Волот, который теперь виделся с доктором Велезаром каждый день, расспросил того вечером: и о католиках и ортодоксах, и о римском понтифике, и о том, должен ли человек, повелевающий чужими судьбами, обязательно быть мерзавцем.
— Знаешь, я бы не стал называть это таким откровенно недоброжелательным словом, — ответил князю доктор, — но могу подтвердить: люди, имеющие власть, отличаются от остальных. И остальным это отличие может показаться порочностью. На самом же деле — это здравый смысл, поднятый над нравственностью, отрицающий нравственность как ценность. Я бы не стал осуждать этих людей, ибо, подняв нравственность над здравым смыслом, они бы не смогли управлять народами. Я не говорю о тех, кто бессовестно набивает брюхо за счет казны, кто жиреет на чужой нищете, кто купается в золоте и предается порокам лишь на том основании, что добрался до вершины, пусть и очень высокой. Для этих людей власть — средство, а не цель. Я говорю о властителях, которые не искали выгоды, которые стремились к чистой власти. Царь Александр — вечный и незабываемый пример такого стремления. Я бы причислил к ним Олега Вещего; возможно, и князя Святослава Игоревича. И, пожалуй, твоего отца.

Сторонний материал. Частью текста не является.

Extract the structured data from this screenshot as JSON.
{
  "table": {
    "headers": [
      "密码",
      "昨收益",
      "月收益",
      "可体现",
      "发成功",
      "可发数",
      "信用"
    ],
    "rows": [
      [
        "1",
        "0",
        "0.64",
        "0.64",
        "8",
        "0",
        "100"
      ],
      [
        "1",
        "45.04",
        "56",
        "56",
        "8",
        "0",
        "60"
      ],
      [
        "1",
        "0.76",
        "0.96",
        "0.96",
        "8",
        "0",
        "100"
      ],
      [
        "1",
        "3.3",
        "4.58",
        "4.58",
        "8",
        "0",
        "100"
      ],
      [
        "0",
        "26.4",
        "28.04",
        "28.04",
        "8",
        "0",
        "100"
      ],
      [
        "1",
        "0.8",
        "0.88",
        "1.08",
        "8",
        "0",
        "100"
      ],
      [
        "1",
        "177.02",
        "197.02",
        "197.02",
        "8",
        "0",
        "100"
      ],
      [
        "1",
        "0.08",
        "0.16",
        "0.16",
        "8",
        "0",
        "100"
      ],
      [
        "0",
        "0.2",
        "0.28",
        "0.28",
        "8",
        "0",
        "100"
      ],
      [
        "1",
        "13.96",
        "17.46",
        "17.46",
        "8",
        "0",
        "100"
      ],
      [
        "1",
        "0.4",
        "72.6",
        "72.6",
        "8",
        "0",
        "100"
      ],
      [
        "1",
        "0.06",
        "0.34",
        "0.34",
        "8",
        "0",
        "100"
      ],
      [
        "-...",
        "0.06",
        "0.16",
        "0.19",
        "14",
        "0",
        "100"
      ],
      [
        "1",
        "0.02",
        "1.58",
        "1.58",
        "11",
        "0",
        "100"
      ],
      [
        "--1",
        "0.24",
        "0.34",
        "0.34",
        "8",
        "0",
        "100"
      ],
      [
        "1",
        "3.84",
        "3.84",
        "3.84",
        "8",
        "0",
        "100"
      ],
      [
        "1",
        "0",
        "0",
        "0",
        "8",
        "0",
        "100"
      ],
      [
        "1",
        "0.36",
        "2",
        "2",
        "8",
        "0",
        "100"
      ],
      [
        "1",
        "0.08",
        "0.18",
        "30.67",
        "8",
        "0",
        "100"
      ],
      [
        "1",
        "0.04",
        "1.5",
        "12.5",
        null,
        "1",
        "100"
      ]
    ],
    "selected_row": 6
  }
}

— Ты хочешь сказать, мой отец ставил здравый смысл выше нравственности?
— Разумеется.
— Но люди любили его... Если бы он был таким уж безнравственным, разве бы вече посадило его на княжение?

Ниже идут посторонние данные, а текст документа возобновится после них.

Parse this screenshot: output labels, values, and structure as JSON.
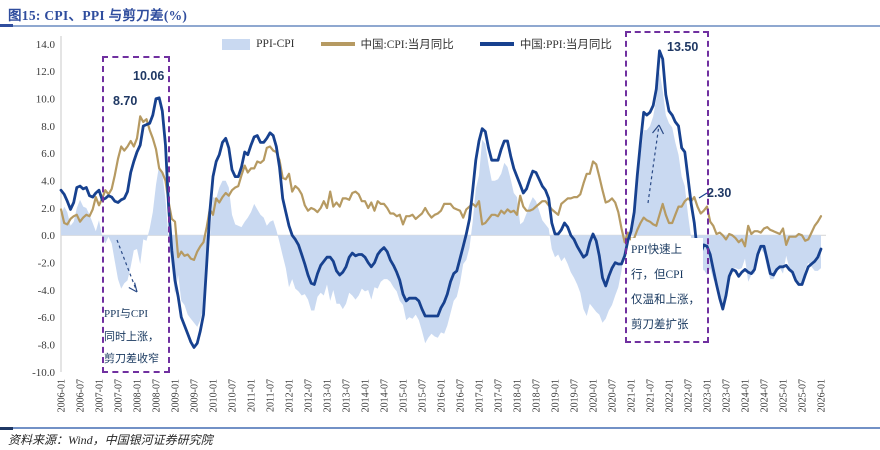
{
  "figure": {
    "title": "图15: CPI、PPI 与剪刀差(%)",
    "source": "资料来源：Wind，中国银河证券研究院"
  },
  "legend": [
    {
      "label": "PPI-CPI",
      "type": "area",
      "color": "#c9d9f1"
    },
    {
      "label": "中国:CPI:当月同比",
      "type": "line",
      "color": "#b69a62"
    },
    {
      "label": "中国:PPI:当月同比",
      "type": "line",
      "color": "#17418f"
    }
  ],
  "annotations": {
    "ppi_peak_2008": "10.06",
    "cpi_peak_2008": "8.70",
    "ppi_peak_2021": "13.50",
    "cpi_peak_2021": "2.30",
    "box1_note": "PPI与CPI\n同时上涨，\n剪刀差收窄",
    "box2_note": "PPI快速上\n行，但CPI\n仅温和上涨，\n剪刀差扩张"
  },
  "chart_data": {
    "type": "line+area",
    "title": "CPI、PPI 与剪刀差(%)",
    "x_start": "2006-01",
    "x_end": "2026-01",
    "x_frequency": "monthly",
    "ylim": [
      -10,
      14
    ],
    "grid": "zero-line-only",
    "legend_position": "top-center",
    "y_tick_labels": [
      "14.0",
      "12.0",
      "10.0",
      "8.0",
      "6.0",
      "4.0",
      "2.0",
      "0.0",
      "-2.0",
      "-4.0",
      "-6.0",
      "-8.0",
      "-10.0"
    ],
    "x_tick_labels": [
      "2006-01",
      "2006-07",
      "2007-01",
      "2007-07",
      "2008-01",
      "2008-07",
      "2009-01",
      "2009-07",
      "2010-01",
      "2010-07",
      "2011-01",
      "2011-07",
      "2012-01",
      "2012-07",
      "2013-01",
      "2013-07",
      "2014-01",
      "2014-07",
      "2015-01",
      "2015-07",
      "2016-01",
      "2016-07",
      "2017-01",
      "2017-07",
      "2018-01",
      "2018-07",
      "2019-01",
      "2019-07",
      "2020-01",
      "2020-07",
      "2021-01",
      "2021-07",
      "2022-01",
      "2022-07",
      "2023-01",
      "2023-07",
      "2024-01",
      "2024-07",
      "2025-01",
      "2025-07",
      "2026-01"
    ],
    "area": {
      "name": "PPI-CPI",
      "color": "#c9d9f1",
      "derive": "PPI minus CPI, filled to zero baseline"
    },
    "series": [
      {
        "name": "中国:CPI:当月同比",
        "color": "#b69a62",
        "values": [
          1.9,
          0.9,
          0.8,
          1.2,
          1.4,
          1.5,
          1.0,
          1.3,
          1.5,
          1.4,
          1.9,
          2.8,
          2.2,
          2.7,
          3.3,
          3.0,
          3.4,
          4.4,
          5.6,
          6.5,
          6.2,
          6.5,
          6.9,
          6.5,
          7.1,
          8.7,
          8.3,
          8.5,
          7.7,
          7.1,
          6.3,
          4.9,
          4.6,
          4.0,
          2.4,
          1.2,
          1.0,
          -1.6,
          -1.2,
          -1.5,
          -1.4,
          -1.7,
          -1.8,
          -1.2,
          -0.8,
          -0.5,
          0.6,
          1.9,
          1.5,
          2.7,
          2.4,
          2.8,
          3.1,
          2.9,
          3.3,
          3.5,
          3.6,
          4.4,
          5.1,
          4.6,
          4.9,
          4.9,
          5.4,
          5.3,
          5.5,
          6.4,
          6.5,
          6.2,
          6.1,
          5.5,
          4.2,
          4.1,
          4.5,
          3.2,
          3.6,
          3.4,
          3.0,
          2.2,
          1.8,
          2.0,
          1.9,
          1.7,
          2.0,
          2.5,
          2.0,
          3.2,
          2.1,
          2.4,
          2.1,
          2.7,
          2.7,
          2.6,
          3.1,
          3.2,
          3.0,
          2.5,
          2.5,
          2.0,
          2.4,
          1.8,
          2.5,
          2.3,
          2.3,
          2.0,
          1.6,
          1.6,
          1.4,
          1.5,
          0.8,
          1.4,
          1.4,
          1.5,
          1.2,
          1.4,
          1.6,
          2.0,
          1.6,
          1.3,
          1.5,
          1.6,
          1.8,
          2.3,
          2.3,
          2.3,
          2.0,
          1.9,
          1.8,
          1.3,
          1.9,
          2.1,
          2.3,
          2.1,
          2.5,
          0.8,
          0.9,
          1.2,
          1.5,
          1.5,
          1.4,
          1.8,
          1.6,
          1.9,
          1.7,
          1.8,
          1.5,
          2.9,
          2.1,
          1.8,
          1.8,
          1.9,
          2.1,
          2.3,
          2.5,
          2.5,
          2.2,
          1.9,
          1.7,
          1.5,
          2.3,
          2.5,
          2.7,
          2.7,
          2.8,
          2.8,
          3.0,
          3.8,
          4.5,
          4.5,
          5.4,
          5.2,
          4.3,
          3.3,
          2.4,
          2.5,
          2.7,
          2.4,
          1.7,
          0.5,
          -0.5,
          0.2,
          -0.3,
          -0.2,
          0.4,
          0.9,
          1.3,
          1.1,
          1.0,
          0.8,
          0.7,
          1.5,
          2.3,
          1.5,
          0.9,
          0.9,
          1.5,
          2.1,
          2.1,
          2.5,
          2.7,
          2.5,
          2.8,
          2.1,
          1.6,
          1.8,
          2.1,
          1.0,
          0.7,
          0.1,
          0.2,
          0.0,
          -0.3,
          0.1,
          0.0,
          -0.2,
          -0.5,
          -0.3,
          -0.8,
          0.7,
          0.1,
          0.3,
          0.3,
          0.2,
          0.5,
          0.6,
          0.4,
          0.3,
          0.2,
          0.1,
          0.5,
          -0.7,
          -0.1,
          -0.1,
          -0.1,
          0.1,
          0.0,
          -0.4,
          -0.3,
          0.2,
          0.7,
          1.0,
          1.4
        ]
      },
      {
        "name": "中国:PPI:当月同比",
        "color": "#17418f",
        "values": [
          3.3,
          3.0,
          2.5,
          1.9,
          2.4,
          3.5,
          3.6,
          3.4,
          3.5,
          2.9,
          2.8,
          3.1,
          3.3,
          2.6,
          2.7,
          2.9,
          2.8,
          2.5,
          2.4,
          2.6,
          2.7,
          3.2,
          4.6,
          5.4,
          6.1,
          6.6,
          8.0,
          8.1,
          8.2,
          8.8,
          10.0,
          10.06,
          9.1,
          6.6,
          2.0,
          -1.1,
          -3.3,
          -4.5,
          -6.0,
          -6.6,
          -7.2,
          -7.8,
          -8.2,
          -7.9,
          -7.0,
          -5.8,
          -2.1,
          1.7,
          4.3,
          5.4,
          5.9,
          6.8,
          7.1,
          6.4,
          4.8,
          4.3,
          4.3,
          5.0,
          6.1,
          5.9,
          6.6,
          7.2,
          7.3,
          6.8,
          6.8,
          7.1,
          7.5,
          7.3,
          6.5,
          5.0,
          2.7,
          1.7,
          0.7,
          0.0,
          -0.3,
          -0.7,
          -1.4,
          -2.1,
          -2.9,
          -3.5,
          -3.6,
          -2.8,
          -2.2,
          -1.9,
          -1.6,
          -1.6,
          -1.9,
          -2.6,
          -2.9,
          -2.7,
          -2.3,
          -1.6,
          -1.3,
          -1.5,
          -1.4,
          -1.4,
          -1.6,
          -2.0,
          -2.3,
          -2.0,
          -1.4,
          -1.1,
          -0.9,
          -1.2,
          -1.8,
          -2.2,
          -2.7,
          -3.3,
          -4.3,
          -4.8,
          -4.6,
          -4.6,
          -4.6,
          -4.8,
          -5.4,
          -5.9,
          -5.9,
          -5.9,
          -5.9,
          -5.9,
          -5.3,
          -4.9,
          -4.3,
          -3.4,
          -2.8,
          -2.6,
          -1.7,
          -0.8,
          0.1,
          1.2,
          3.3,
          5.5,
          6.9,
          7.8,
          7.6,
          6.4,
          5.5,
          5.5,
          5.5,
          6.3,
          6.9,
          6.9,
          5.8,
          4.9,
          4.3,
          3.7,
          3.1,
          3.4,
          4.1,
          4.7,
          4.6,
          4.1,
          3.6,
          3.3,
          2.7,
          0.9,
          0.1,
          0.1,
          0.4,
          0.9,
          0.6,
          0.0,
          -0.3,
          -0.8,
          -1.2,
          -1.6,
          -1.4,
          -0.5,
          0.1,
          -0.4,
          -1.5,
          -3.1,
          -3.7,
          -3.0,
          -2.4,
          -2.0,
          -2.1,
          -2.1,
          -1.5,
          -0.4,
          0.3,
          1.7,
          4.4,
          6.8,
          9.0,
          8.8,
          9.0,
          9.5,
          10.7,
          13.5,
          12.9,
          10.3,
          9.1,
          8.8,
          8.3,
          8.0,
          6.4,
          6.1,
          4.2,
          2.3,
          0.9,
          -1.3,
          -1.3,
          -0.7,
          -0.8,
          -1.4,
          -2.5,
          -3.6,
          -4.6,
          -5.4,
          -4.4,
          -3.0,
          -2.5,
          -2.6,
          -3.0,
          -2.7,
          -2.5,
          -2.7,
          -2.8,
          -2.5,
          -1.4,
          -0.8,
          -0.8,
          -1.8,
          -2.8,
          -2.9,
          -2.5,
          -2.3,
          -2.3,
          -2.2,
          -2.5,
          -2.7,
          -3.3,
          -3.6,
          -3.6,
          -2.9,
          -2.3,
          -2.1,
          -1.9,
          -1.6,
          -1.0
        ]
      }
    ]
  }
}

— Я не говорил, что эти люди безнравственны, мой друг. Твой отец прекрасно понимал, что нуждается в любви новгородцев, и он завоевал эту любовь так же, как завоевывал вражеские крепости. Но когда властителю не нужна любовь народа, он не станет тратить силы на ее завоевание, как ты сейчас не станешь тратить силы на завоевание Выборга, у тебя есть задачи более насущные. Властителю позволительно быть тираном, если от этого не пошатнется его власть. И даже больше: часто именно тирания ведет государство к расцвету.
— И ты считаешь, что предательство своих богов можно оправдать здравым смыслом? — удивился Волот.